Na szczęście informacja została zauważona przez Jamesa Givensa, który w Creative Assembly odpowiada za kontakt ze społecznością graczy i influencerami. Momentalnie zareagował i spełnił życzenie umierającego gracza.
– Przykro mi z powodu Twojego brata. Właśnie wysłałem Ci klucz do gry – napisał James Givens, na Reddicie znany jako DogbertCA.

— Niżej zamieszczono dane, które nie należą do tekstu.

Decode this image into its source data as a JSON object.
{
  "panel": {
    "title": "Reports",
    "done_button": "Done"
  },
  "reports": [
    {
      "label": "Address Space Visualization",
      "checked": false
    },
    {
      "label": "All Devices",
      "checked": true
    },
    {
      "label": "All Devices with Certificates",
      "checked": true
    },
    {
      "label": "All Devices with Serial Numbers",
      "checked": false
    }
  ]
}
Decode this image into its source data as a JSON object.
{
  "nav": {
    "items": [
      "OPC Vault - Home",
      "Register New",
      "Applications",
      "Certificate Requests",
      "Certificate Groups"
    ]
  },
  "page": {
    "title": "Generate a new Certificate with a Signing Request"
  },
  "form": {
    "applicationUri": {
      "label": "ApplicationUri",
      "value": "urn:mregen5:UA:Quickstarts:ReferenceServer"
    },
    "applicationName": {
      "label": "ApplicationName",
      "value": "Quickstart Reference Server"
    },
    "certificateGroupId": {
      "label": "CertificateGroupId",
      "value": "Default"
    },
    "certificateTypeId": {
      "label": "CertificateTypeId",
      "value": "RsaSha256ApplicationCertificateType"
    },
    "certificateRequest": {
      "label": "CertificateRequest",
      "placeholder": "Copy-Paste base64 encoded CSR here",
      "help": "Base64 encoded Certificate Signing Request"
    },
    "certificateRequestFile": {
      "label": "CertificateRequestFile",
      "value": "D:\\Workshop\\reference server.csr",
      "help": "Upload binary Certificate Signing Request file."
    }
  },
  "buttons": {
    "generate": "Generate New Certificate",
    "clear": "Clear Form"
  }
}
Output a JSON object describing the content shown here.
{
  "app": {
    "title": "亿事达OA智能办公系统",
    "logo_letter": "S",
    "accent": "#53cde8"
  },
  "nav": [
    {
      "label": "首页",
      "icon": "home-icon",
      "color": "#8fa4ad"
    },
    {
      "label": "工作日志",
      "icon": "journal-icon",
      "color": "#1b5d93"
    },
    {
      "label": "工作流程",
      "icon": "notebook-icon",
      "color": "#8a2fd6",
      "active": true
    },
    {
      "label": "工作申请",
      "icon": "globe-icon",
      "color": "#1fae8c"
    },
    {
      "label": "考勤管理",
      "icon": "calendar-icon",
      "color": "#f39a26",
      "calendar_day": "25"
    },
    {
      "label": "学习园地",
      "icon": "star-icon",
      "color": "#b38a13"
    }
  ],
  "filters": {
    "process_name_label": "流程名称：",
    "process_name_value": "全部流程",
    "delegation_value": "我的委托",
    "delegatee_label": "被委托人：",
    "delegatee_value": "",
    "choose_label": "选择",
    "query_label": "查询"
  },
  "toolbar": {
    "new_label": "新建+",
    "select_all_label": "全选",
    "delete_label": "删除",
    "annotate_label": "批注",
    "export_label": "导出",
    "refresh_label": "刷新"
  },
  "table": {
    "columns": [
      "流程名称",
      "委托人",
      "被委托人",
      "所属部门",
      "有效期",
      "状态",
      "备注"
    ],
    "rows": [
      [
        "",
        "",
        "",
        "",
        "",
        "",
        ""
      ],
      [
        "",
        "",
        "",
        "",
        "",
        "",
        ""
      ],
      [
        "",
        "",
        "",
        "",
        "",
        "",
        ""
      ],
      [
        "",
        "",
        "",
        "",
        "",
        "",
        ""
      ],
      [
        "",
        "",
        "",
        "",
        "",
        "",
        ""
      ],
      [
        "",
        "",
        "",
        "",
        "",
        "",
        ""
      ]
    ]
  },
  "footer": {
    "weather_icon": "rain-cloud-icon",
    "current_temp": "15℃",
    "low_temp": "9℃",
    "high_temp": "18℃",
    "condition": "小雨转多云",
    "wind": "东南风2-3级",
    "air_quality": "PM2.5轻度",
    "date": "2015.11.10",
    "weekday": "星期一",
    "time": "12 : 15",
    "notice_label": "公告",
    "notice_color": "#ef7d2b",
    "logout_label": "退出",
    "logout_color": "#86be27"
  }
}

Taki obrót spraw bardzo ucieszył obu braci. Starszy od razu został wysłany do domu, aby pobrać grę, bo Internet w szpitalu był zbyt wolny. Gdy to się udało, to szybko wrócił z laptopem do chorego brata, dzięki czemu ten miał okazję zagrać w wyczekiwaną produkcję. Z tego okazji wrzucił kilka zdjęć na Reddita. Przyznał też, że wydrukował i czytał bratu wiele komentarzy od innych użytkowników, którzy wspierali go w tych trudnych chwilach. Miało mu to sprawić sporo radości.
Niestety, sprawa nie ma szczęśliwego zakończenia. Zaledwie wczoraj – 19 maja, jego młodszy brat ostatecznie przegrał walkę z chorobą. Jednak ta historia pokazuje, jak społeczność graczy i sami twórcy potrafią zrobić coś dobrego i to całkowicie bezinteresownie.